The initial lockdowns last year penalized European economies and brought much of business to a standstill. However, the current restrictions are calibrated to allow a better understanding of the spread of the virus. Instead of closing their doors all the way, restaurants in some countries serve meals on terraces and place take-away orders. Roofers, joiners and other craftsmen have resumed their work as long as they can stay outside.

“We have learned to deal with the pandemic,” said Dhaval Joshi, chief strategist at BCA Research in London. “We adapt.”


April 30, 2021, 9:52 p.m. ET

Vaccination rates are increasing across Europe, a trend likely to be driven by the recent European Union agreement to secure Pfizer’s doses.

Most economists and the European Central Bank assume that the euro zone will expand rapidly in the further course of 2021 and achieve growth of more than 4 percent for the year as a whole.

Even in the most hopeful scenario, Europe’s recovery is a few months behind the United States, reflecting their different approaches to economic trauma.

According to the International Monetary Fund, the United States has spent 25 percent of its national economic output on pandemic-related stimulus programs and aid programs since last year. This corresponds to 10 percent in Germany and less in France, Italy and Spain.

Much of the recovery in the United States was fueled by federal government stimulus measures spent on automobiles, furniture, exercise equipment, and other large purchases. American spending on these so-called durable goods rose 41 percent on an annual basis in the first three months of 2021.

The nations of the European Union – which include the euro zone and eight other countries – are currently debating proposals to distribute funds from a pandemic rescue fund totaling 800 billion euros, or $ 968 billion. This money should ultimately fuel growth, but the process contrasts with typically fragile European politics.

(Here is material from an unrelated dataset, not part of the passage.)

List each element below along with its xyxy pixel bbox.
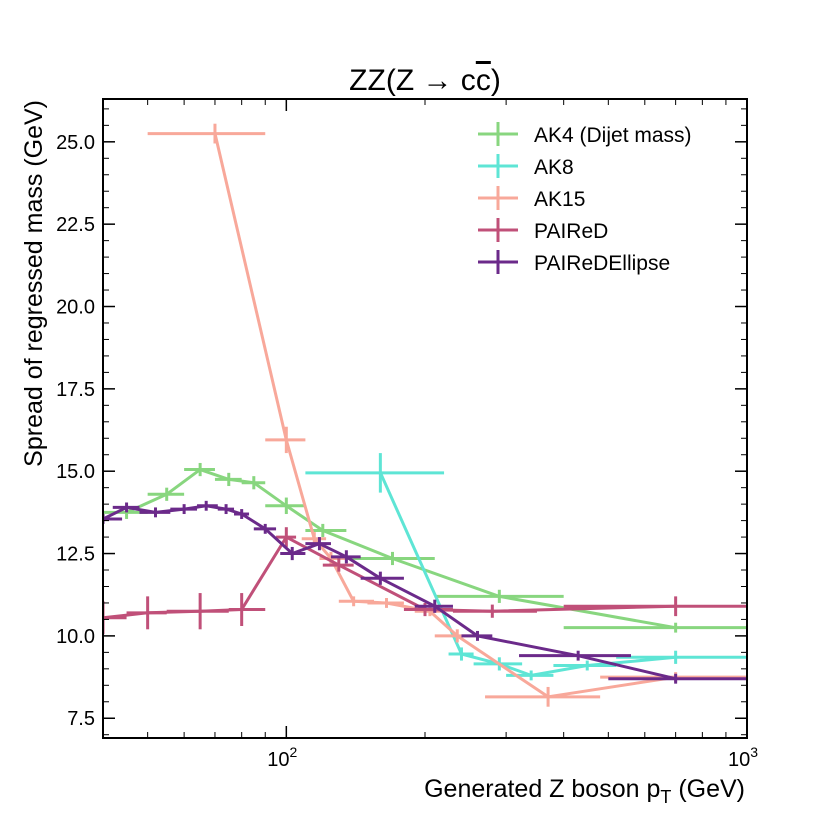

Finland, which tends to be frugal, has halted the disbursement of demands for conditions for the use of the money. Further delays threaten to prolong the downturn in southern European economies that are particularly dependent on tourism, including Greece, Italy, Spain and Portugal.

Any comparison to America’s management of the pandemic must take into account the fact that Europe started the crisis with far broader social programs to support people in difficulty and then took a different approach to minimizing the damage. While the United States directed cash to people who had lost incomes, many European countries capped spikes in unemployment by heavily subsidizing the wages of companies that agreed to keep their workers through the lockdowns.

The contrasting pace of economic recovery in Europe and the United States reflects fundamental differences in the invigorating values ​​and structures of their societies.

The American economy is a study of inequality where risks and opportunities are prone to extremes and failure can often lead to disaster, as unemployment often separates people from their health insurance.

Europe remains a relative bastion of social democracy, paying higher taxes on national health systems, along with programs that automatically help those who lose their jobs.

In the United States, if a breadwinner in a family of two parents and two children loses a job six months later, they are living 28 percent of their previous income, according to the Organization for Economic Cooperation and Development. The corresponding family in Germany retains 75 percent of their previous income – a reflection of the country’s far more generous social safety net – while the same household in Denmark can count on 90 percent of its original income.

In short, the United States is far more dependent on economic growth and emergency aid when problems arise, while European countries generally seek to contain volatility. This is part of the explanation why the American political system has mobilized faster to distribute far larger sums of stimulus spending: because the consequences, if not done, are far more punitive in the United States.

“Europe has more insurance systems,” said Ms. Haugland, the economist at DNB Markets. “You don’t fall as hard, but you also don’t bounce off as hard.”